Mit dem Verlust der LAN-Spiele verlieren wir in unserer Spielkultur eine besondere soziale Intimität, die Online-Games nicht ersetzen können. Kein TeamSpeak kann die Präsenz des Menschen neben uns ersetzen und kein Skype die unmittelbare Reaktion eines LAN-Mitspielers imitieren.
Gleichwohl setzt die die Spieleindustrie weiter auf die kommerzielle Optimierung von Online-Spielen, die natürlich für die Hersteller weit mehr Profit bedeuten. Der Schaden für uns Spieler aber ist unwiederbringlich. So bleibt nur die Hoffnung, dass die Hersteller den LAN-Modus wieder als einen Wert entdecken, den es – aller monetären Interessen zum Trotz – zu bewahren gilt.

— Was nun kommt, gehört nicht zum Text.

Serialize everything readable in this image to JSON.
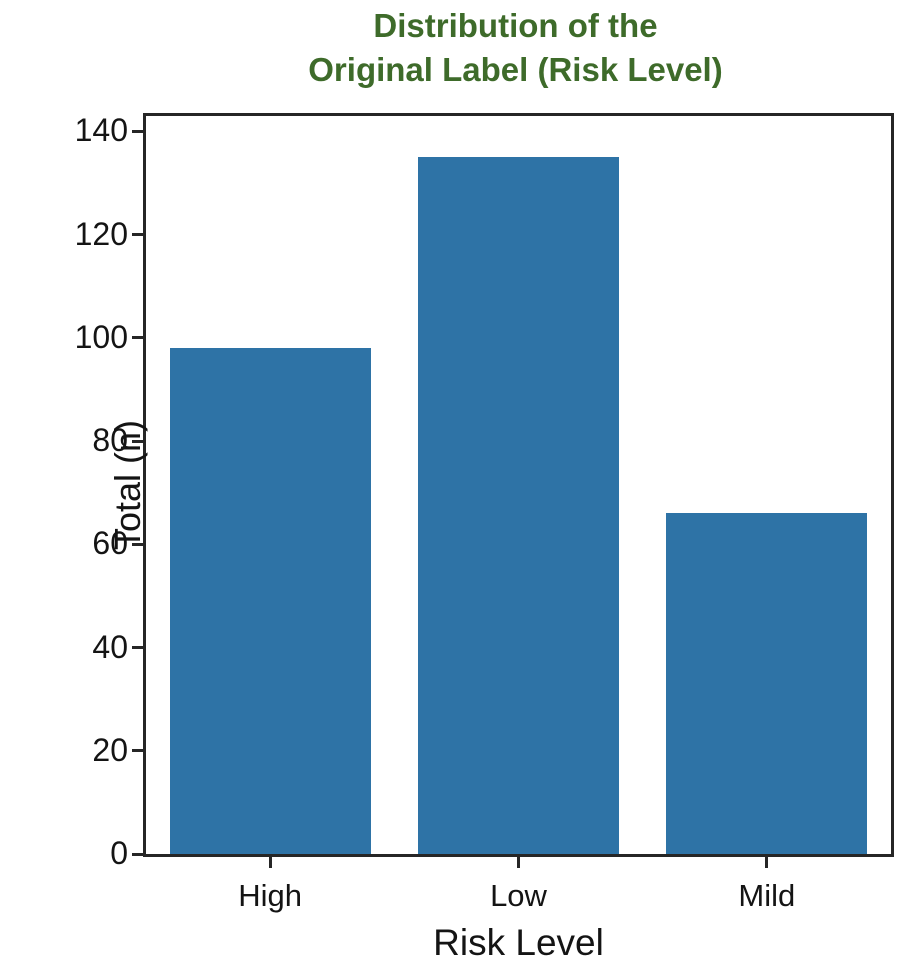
{
  "title": {
    "line1": "Distribution of the",
    "line2": "Original Label (Risk Level)"
  },
  "chart_data": {
    "type": "bar",
    "title": "Distribution of the Original Label (Risk Level)",
    "categories": [
      "High",
      "Low",
      "Mild"
    ],
    "values": [
      98,
      135,
      66
    ],
    "xlabel": "Risk Level",
    "ylabel": "Total (n)",
    "yticks": [
      0,
      20,
      40,
      60,
      80,
      100,
      120,
      140
    ],
    "ylim": [
      0,
      143
    ],
    "grid": false,
    "legend": null,
    "bar_color": "#2e73a6",
    "title_color": "#3e6b2a",
    "axis_color": "#262626",
    "text_color": "#141414"
  }
}
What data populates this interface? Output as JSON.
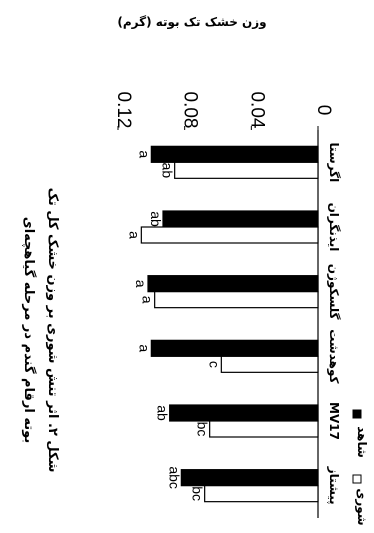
{
  "figure": {
    "caption_line1": "شکل ۲. اثر تنش شوری بر وزن خشک کل تک",
    "caption_line2": "بوته ارقام گندم در مرحله گیاهچه‌ای"
  },
  "chart_data": {
    "type": "bar",
    "ylabel": "وزن خشک تک بوته (گرم)",
    "ylim": [
      0,
      0.12
    ],
    "yticks": [
      "0",
      "0.04",
      "0.08",
      "0.12"
    ],
    "ytick_values": [
      0,
      0.04,
      0.08,
      0.12
    ],
    "categories": [
      "اگرستا",
      "ایذنگران",
      "گلسکوژن",
      "کوهدشت",
      "MV17",
      "پیشتاز"
    ],
    "series": [
      {
        "name": "شاهد",
        "fill": "#000000",
        "values": [
          0.1,
          0.093,
          0.102,
          0.1,
          0.089,
          0.082
        ],
        "letters": [
          "a",
          "ab",
          "a",
          "a",
          "ab",
          "abc"
        ]
      },
      {
        "name": "شوری",
        "fill": "#ffffff",
        "values": [
          0.086,
          0.106,
          0.098,
          0.058,
          0.065,
          0.068
        ],
        "letters": [
          "ab",
          "a",
          "a",
          "c",
          "bc",
          "bc"
        ]
      }
    ],
    "legend_position": "top-right",
    "grid": false,
    "bar_edge": "#000000"
  }
}
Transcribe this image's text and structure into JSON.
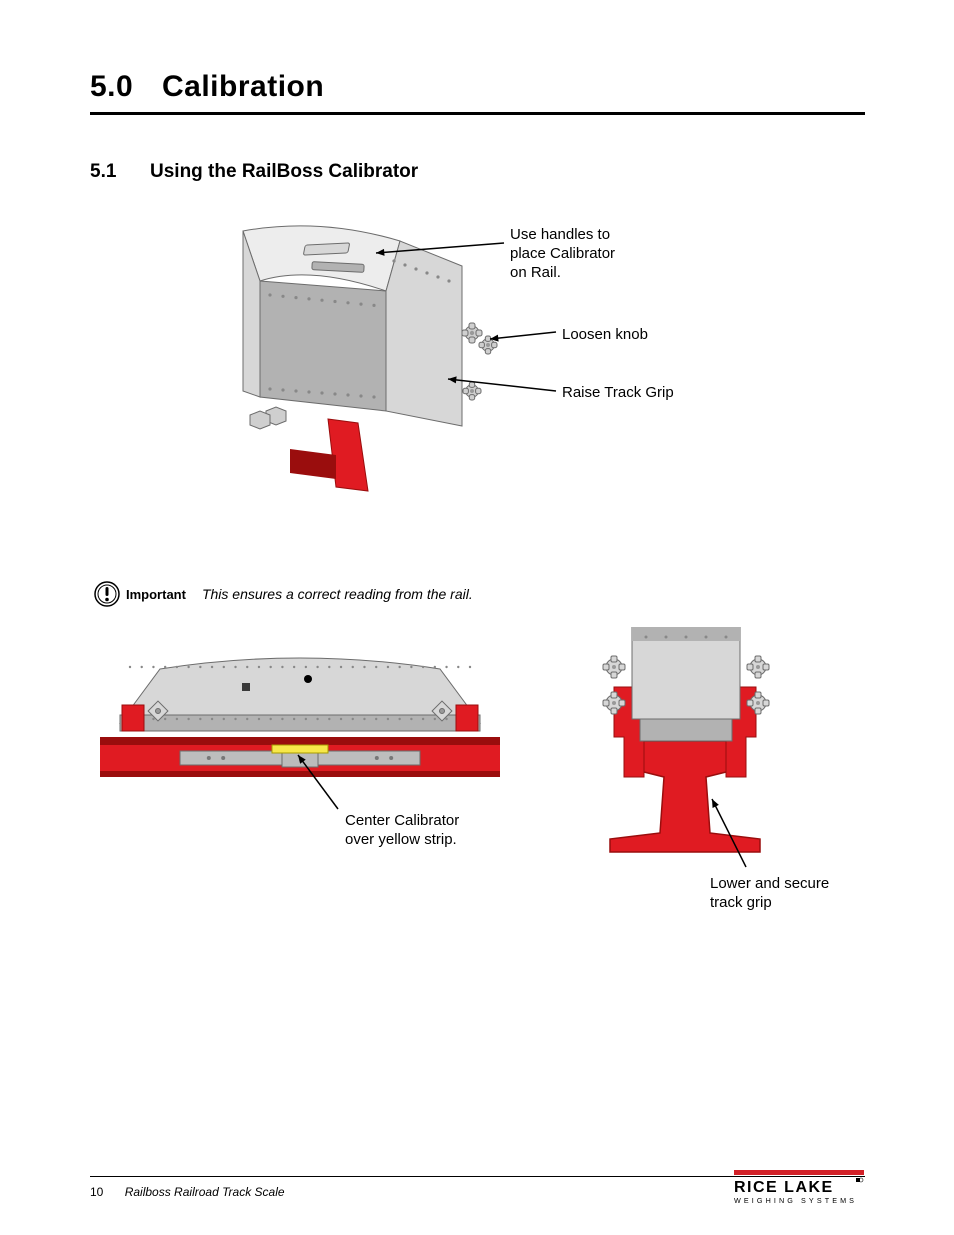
{
  "heading": {
    "number": "5.0",
    "title": "Calibration"
  },
  "subheading": {
    "number": "5.1",
    "title": "Using the RailBoss Calibrator"
  },
  "fig1": {
    "callouts": {
      "handles": "Use handles to\nplace Calibrator\non Rail.",
      "knob": "Loosen knob",
      "grip": "Raise Track Grip"
    },
    "colors": {
      "body": "#d7d7d7",
      "body_dark": "#b2b2b2",
      "body_light": "#ededed",
      "red": "#e01b22",
      "red_dark": "#9a0d0d",
      "bolt": "#cfcfcf",
      "outline": "#6c6c6c"
    }
  },
  "important": {
    "label": "Important",
    "text": "This ensures a correct reading from the rail."
  },
  "fig2": {
    "left_callout": "Center Calibrator\nover yellow strip.",
    "right_callout": "Lower and secure\ntrack grip",
    "colors": {
      "rail": "#e01b22",
      "rail_dark": "#9a0d0d",
      "body": "#d7d7d7",
      "body_dark": "#b2b2b2",
      "yellow": "#f7e84a",
      "bar": "#bdbdbd",
      "outline": "#6c6c6c"
    }
  },
  "footer": {
    "page": "10",
    "doc": "Railboss Railroad Track Scale",
    "logo_top": "RICE LAKE",
    "logo_bottom": "WEIGHING SYSTEMS",
    "logo_bar": "#d22128"
  }
}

Wie ist es bei Dir? Kannst Du Dich auch noch an Coop- oder LAN-Erlebnisse erinnern? Welchen Stellenwert hatten oder haben diese Spielmodi für Dich? Welche Spiele kommen Dir dabei in den Sinn? Vermisst Du diese Zeit?
Quellen und Verweise
- List of cooperative video games (Wikipedia)
- Gaming has left the LAN party behind (Ben Kuchera für Polygon)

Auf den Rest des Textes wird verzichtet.